窓口の盲点:ゆうちょ硬貨取扱枚数の計算方法の「合算ルール」
窓口利用で最もトラブルに発展しやすいのが、ゆうちょ硬貨取扱枚数の計算方法に関する規約である。利用者のなかには「50枚まで無料なら、窓口で50枚預けた後、もう一度順番待ちカードを引いて別の口座に50枚預ければ無料になるはずだ」と考える人が後を絶たない。
しかし、ゆうちょ銀行の公式規定では、「同日に同一店舗で複数回に分けて持ち込んだ場合、合計枚数を通算して手数料を計算する」と定められている。窓口の端末には名義人情報とともに当日の取引履歴が瞬時に表示されるため、時間をおいて並び直しても合算され、2回目の取引時に所定の手数料(51枚〜100枚の550円)を請求されることになる。
さらに、計数機で枚数をカウントした後に「思っていたより手数料が高いから預け入れをやめる」と申し出た場合でも、取扱枚数に応じた手数料の支払いを求められる規定となっている点は厳重な注意が必要だ。
ATMの罠:ゆうちょATM硬貨対応時間と設置場所の制約
ATMに関しても、日常的な利便性と現場の稼働実態には大きな乖離がある。第一に、ゆうちょATM硬貨対応時間は厳密に「平日 7:00〜18:00」と決められており、夜間や早朝は紙幣のみの受付となる。
第二に、休日利用の壁だ。ゆうちょ銀行ATM土日硬貨入金は完全に非対応となっており、土曜日・日曜日・祝日は硬貨の投入口自体が物理的にロックされ開かない。週末に部屋を掃除して見つかった小銭をATMに預けに行くという行動パターンは、現行ルールでは成立しない。
第三に、設置場所による機能制限である。駅構内、ショッピングセンター、ファミリーマート等のコンビニエンスストアに設置されている小型ATMは、紙幣専用機であることが大半で、平日の日中であっても硬貨投入口が存在しない。硬貨を扱うためには、郵便局の店舗内に併設された標準型ATMへ足を運ぶ必要がある。
手数料を1円も払わない!硬貨入金手数料無料裏ワザと賢い消化術
銀行に手数料を支払うことなく、手元の小銭を効率的に価値へと変換するにはどうすればよいのか。現場の知恵や賢利なマネーハックとして定着している硬貨入金手数料無料裏ワザと代替ルートを提示する。
1. 窓口での「49枚コントロール預金」
ゆうちょ銀行の口座へどうしても入金したい場合、窓口へ持ち込む枚数を厳密に「45枚〜49枚」に設定するのが基本戦略となる。50枚ジャストを狙うと、古銭の混入や汚れによる計数エラーで意図せず枚数が前後し、51枚判定を受けて550円の手数料が発生する危険がある。余裕を持って50枚未満に小分けし、平日に用事があるついでに窓口でコツコツ入金するのが最も確実な自衛策だ。
2. セルフレジでの「小銭一括投入」による買い物消化
入金という手段にこだわらず、日々の生活費決済として小銭を消費する方法は現在最も合理的とされている。大手スーパー(イオン、ライフなど)やコンビニ、ユニクロ、無印良品などのセルフレジには、硬貨をまとめて投入できる機種が多い。

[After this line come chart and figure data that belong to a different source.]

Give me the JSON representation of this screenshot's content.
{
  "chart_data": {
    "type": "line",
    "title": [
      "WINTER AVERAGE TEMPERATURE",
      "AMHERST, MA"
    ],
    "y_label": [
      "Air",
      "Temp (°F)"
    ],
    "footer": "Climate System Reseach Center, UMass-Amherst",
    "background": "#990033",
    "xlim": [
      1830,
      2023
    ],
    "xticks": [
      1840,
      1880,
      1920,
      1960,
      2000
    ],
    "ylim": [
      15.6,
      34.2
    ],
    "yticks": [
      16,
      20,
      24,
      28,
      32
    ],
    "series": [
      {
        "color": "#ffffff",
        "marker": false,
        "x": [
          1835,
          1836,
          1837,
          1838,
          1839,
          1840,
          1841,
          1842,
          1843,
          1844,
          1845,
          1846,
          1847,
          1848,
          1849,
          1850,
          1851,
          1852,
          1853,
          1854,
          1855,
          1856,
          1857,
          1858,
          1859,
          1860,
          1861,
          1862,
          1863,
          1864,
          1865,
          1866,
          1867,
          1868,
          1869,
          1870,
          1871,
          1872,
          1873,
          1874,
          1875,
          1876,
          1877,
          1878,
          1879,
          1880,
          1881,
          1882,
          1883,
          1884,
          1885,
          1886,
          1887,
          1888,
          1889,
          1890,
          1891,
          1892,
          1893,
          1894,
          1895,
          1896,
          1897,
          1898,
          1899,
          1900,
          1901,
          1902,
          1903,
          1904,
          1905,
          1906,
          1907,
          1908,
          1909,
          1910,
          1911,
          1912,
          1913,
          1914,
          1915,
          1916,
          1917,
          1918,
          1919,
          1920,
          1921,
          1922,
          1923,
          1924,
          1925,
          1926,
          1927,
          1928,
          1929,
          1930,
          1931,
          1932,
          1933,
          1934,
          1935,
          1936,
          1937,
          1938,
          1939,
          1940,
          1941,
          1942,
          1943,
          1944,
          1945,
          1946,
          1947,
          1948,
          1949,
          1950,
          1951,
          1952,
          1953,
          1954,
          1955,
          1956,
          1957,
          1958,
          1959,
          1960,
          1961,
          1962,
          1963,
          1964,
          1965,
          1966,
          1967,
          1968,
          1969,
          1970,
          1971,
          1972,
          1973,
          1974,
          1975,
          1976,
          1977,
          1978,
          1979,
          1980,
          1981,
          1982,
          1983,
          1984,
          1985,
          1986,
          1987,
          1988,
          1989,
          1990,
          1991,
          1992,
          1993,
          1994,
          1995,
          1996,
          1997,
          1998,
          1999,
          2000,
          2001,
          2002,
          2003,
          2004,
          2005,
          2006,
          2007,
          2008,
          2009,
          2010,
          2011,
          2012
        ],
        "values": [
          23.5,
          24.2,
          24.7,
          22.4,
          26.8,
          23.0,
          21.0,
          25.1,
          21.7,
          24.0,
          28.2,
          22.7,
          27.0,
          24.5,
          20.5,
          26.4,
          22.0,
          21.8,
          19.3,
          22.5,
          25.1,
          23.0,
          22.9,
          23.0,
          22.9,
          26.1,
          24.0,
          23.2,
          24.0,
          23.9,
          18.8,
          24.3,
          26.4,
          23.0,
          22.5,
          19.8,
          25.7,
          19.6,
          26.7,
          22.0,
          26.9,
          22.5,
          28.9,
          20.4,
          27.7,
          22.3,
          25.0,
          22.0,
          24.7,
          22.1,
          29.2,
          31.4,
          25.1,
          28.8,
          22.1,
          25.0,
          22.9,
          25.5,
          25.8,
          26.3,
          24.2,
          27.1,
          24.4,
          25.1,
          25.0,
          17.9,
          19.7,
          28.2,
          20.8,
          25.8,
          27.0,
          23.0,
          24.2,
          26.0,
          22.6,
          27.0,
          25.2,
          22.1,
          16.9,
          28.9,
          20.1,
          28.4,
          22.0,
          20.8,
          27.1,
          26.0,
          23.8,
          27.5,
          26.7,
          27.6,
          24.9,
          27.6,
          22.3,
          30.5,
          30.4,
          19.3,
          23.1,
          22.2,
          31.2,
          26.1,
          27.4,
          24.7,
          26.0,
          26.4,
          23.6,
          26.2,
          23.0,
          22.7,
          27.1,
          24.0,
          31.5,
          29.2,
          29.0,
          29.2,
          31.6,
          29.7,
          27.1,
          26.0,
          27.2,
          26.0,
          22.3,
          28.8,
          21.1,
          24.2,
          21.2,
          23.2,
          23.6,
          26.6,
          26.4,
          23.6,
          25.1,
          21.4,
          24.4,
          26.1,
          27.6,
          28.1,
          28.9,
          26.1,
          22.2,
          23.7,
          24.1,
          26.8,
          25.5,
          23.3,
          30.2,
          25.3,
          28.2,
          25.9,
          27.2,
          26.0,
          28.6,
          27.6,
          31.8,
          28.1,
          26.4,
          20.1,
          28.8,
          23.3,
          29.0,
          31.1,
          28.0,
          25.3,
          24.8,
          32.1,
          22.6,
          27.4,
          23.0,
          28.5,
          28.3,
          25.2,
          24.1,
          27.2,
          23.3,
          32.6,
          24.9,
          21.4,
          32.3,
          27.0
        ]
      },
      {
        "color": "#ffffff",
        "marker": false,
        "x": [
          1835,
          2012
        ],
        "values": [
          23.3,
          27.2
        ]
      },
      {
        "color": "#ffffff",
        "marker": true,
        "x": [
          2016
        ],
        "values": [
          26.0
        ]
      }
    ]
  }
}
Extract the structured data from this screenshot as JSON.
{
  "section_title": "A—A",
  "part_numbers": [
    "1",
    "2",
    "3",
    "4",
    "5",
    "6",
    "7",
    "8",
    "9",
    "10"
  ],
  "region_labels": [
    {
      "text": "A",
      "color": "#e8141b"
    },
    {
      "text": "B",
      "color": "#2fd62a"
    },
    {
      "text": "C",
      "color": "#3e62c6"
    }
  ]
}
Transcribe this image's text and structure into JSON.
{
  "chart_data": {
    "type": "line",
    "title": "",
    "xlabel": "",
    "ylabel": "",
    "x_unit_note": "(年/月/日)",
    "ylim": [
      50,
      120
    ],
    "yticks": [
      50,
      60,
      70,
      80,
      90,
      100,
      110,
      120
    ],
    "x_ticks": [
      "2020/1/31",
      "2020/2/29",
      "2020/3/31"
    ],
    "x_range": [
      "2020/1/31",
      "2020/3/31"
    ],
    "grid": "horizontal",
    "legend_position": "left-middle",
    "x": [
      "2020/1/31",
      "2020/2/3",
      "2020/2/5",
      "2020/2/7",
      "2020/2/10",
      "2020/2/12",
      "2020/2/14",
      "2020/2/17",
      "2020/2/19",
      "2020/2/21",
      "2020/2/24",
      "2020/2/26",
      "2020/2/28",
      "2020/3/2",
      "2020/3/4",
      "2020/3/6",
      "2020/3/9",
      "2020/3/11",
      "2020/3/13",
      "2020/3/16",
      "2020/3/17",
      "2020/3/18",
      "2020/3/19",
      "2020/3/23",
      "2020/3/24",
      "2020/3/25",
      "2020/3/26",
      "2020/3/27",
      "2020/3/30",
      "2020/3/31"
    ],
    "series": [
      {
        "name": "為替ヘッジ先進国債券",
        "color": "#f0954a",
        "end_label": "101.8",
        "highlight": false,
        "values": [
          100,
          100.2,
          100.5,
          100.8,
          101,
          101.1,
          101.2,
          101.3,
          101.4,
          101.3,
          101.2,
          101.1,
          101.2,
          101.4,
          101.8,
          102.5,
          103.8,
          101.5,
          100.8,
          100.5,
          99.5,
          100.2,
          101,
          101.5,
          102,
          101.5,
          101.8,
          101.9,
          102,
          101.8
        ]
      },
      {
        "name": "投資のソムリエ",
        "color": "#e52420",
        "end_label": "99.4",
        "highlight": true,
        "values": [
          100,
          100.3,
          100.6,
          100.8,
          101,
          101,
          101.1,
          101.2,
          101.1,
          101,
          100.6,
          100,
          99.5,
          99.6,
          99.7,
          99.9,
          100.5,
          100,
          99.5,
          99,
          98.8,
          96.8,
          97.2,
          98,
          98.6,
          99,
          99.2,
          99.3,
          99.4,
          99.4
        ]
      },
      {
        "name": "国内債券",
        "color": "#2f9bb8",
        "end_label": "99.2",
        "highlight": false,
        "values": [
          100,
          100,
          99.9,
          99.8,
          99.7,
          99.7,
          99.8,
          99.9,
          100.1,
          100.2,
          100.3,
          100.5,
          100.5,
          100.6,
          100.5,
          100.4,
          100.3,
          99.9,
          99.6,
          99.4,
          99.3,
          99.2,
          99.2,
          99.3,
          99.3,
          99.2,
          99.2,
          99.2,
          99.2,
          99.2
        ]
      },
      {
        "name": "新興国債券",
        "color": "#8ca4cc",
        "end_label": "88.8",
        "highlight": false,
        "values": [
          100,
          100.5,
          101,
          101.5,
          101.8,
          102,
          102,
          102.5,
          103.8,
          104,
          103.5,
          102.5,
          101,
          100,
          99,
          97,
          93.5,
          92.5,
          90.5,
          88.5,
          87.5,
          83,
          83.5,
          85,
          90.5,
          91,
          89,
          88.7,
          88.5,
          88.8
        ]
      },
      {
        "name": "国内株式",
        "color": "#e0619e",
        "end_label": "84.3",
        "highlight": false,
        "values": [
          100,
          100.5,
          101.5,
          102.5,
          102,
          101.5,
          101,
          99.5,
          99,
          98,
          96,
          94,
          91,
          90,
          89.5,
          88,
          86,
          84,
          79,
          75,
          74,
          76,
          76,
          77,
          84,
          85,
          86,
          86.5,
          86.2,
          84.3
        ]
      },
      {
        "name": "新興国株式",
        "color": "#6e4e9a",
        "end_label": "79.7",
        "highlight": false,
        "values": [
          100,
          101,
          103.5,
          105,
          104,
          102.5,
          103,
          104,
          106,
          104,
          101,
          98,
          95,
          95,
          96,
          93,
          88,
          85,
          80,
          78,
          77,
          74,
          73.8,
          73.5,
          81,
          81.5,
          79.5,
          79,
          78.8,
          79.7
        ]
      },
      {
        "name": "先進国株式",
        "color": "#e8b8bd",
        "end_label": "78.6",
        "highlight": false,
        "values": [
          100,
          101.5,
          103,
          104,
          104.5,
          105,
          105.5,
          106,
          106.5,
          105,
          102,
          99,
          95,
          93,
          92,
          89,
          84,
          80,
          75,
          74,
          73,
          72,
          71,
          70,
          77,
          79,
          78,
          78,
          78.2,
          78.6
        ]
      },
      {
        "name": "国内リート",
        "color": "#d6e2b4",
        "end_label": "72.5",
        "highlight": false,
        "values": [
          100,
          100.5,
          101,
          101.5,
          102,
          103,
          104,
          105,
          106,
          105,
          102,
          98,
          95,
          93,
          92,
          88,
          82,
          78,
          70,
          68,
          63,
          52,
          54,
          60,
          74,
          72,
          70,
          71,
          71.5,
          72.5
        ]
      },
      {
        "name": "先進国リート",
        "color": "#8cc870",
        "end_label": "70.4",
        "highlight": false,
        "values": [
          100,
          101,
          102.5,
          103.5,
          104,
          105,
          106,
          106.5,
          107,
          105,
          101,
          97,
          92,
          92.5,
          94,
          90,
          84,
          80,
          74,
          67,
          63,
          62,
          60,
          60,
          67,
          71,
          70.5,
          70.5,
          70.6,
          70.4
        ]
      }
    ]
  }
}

投入口へ手持ちの小銭を流し込み、不足分をコード決済やクレジットカードで支払う、あるいは全額を小銭で決済することで、手数料を1円も取られることなく額面通りの価値を100%使い切ることができる。ただし、店舗の機器ごとに「1回の投入枚数は30枚まで」などの安全制限が設けられている場合があるため、機械を詰まらせない配慮は欠かせない。
3. 駅の券売機を使った交通系ICカードへの10円単位チャージ
JRや私鉄各線の多機能券売機では、SuicaやPASMOといった交通系ICカードへの小額チャージに対応している。10円単位でのチャージが可能な券売機であれば、財布に溜まった10円玉、50円玉、100円玉をまとめて投入し、電子マネー化することが可能だ。電子マネーにしてしまえば、日常の買い物や交通費として何のリスクもなく消化できる。
4. 大量硬貨は「三菱UFJ銀行ATM」を中継ハブにする
数百枚単位の大量の硬貨があり、どうしても銀行口座へ預け入れたい場合、ゆうちょ銀行ではなく三菱UFJ銀行のATMを活用する手法が有効だ。同社ATMでは平日日中(8:45〜18:00)、硬貨預入が「1回につき100枚まで無料」となっている。三菱UFJ銀行に入金した上で、インターネットバンキングの無料振込枠を利用してゆうちょ銀行へ資金移動させれば、手数料コストをゼロに抑えて目的を達成できる。
一般に知られていない盲点とネットの誤解
ネット上のQ&Aサイトや知恵袋などでは、硬貨入金に関して誤った情報や古い知識が散見される。特に注意すべき2つの誤認を正しておきたい。
1つ目は、「窓口で公共料金や税金を支払う際、硬貨を何枚使っても手数料はかからない」という誤解だ。かつては納付書による支払時の硬貨取扱料金は免除されていたが、制度改定に伴い、窓口での各種払込みや振替手続きにおいても、支払いに伴う硬貨枚数が50枚を超えればゆうちょ窓口硬貨取扱料金が同様に適用される。税金や公共料金を硬貨で支払おうとして窓口で手数料を請求され、驚くケースが多発している。
2つ目は、「硬貨の種類(金種)によって手数料が異なる」という噂だ。ゆうちょ銀行の手数料体系は「総枚数」のみに連動しており、1円玉が50枚でも、500円玉が50枚でも、同じ50枚としてカウントされる。500円玉50枚(25,000円)なら窓口で手数料無料だが、1円玉100枚(100円)を窓口に持ち込むと550円の手数料を取られ、差し引き450円の損失となる。硬貨の額面と手数料の比率を常に意識することが重要である。
【プロの結論】現金保有リスクと向き合うための判断基準
行動経済学の観点から見ると、人間には「手数料という直接的な損失を極端に嫌う心理(損失回避性)」が強く働く。そのため、550円の手数料を惜しんで、自宅に何千枚もの小銭を何年も眠らせてしまう人が少なくない。しかし、硬貨を自宅に退蔵し続けることは、盗難リスクや居住スペースの圧迫、さらにはインフレによる実質的な貨幣価値の目減りという「見えない損失」を招いている。
これからの時代において、硬貨の取り扱いにどう向き合うべきか。判断基準は明快である。
- ゆうちょ窓口入金を選ぶべき人:手元の硬貨が50枚未満であり、平日の日中に郵便局へ立ち寄る生活動線がある人。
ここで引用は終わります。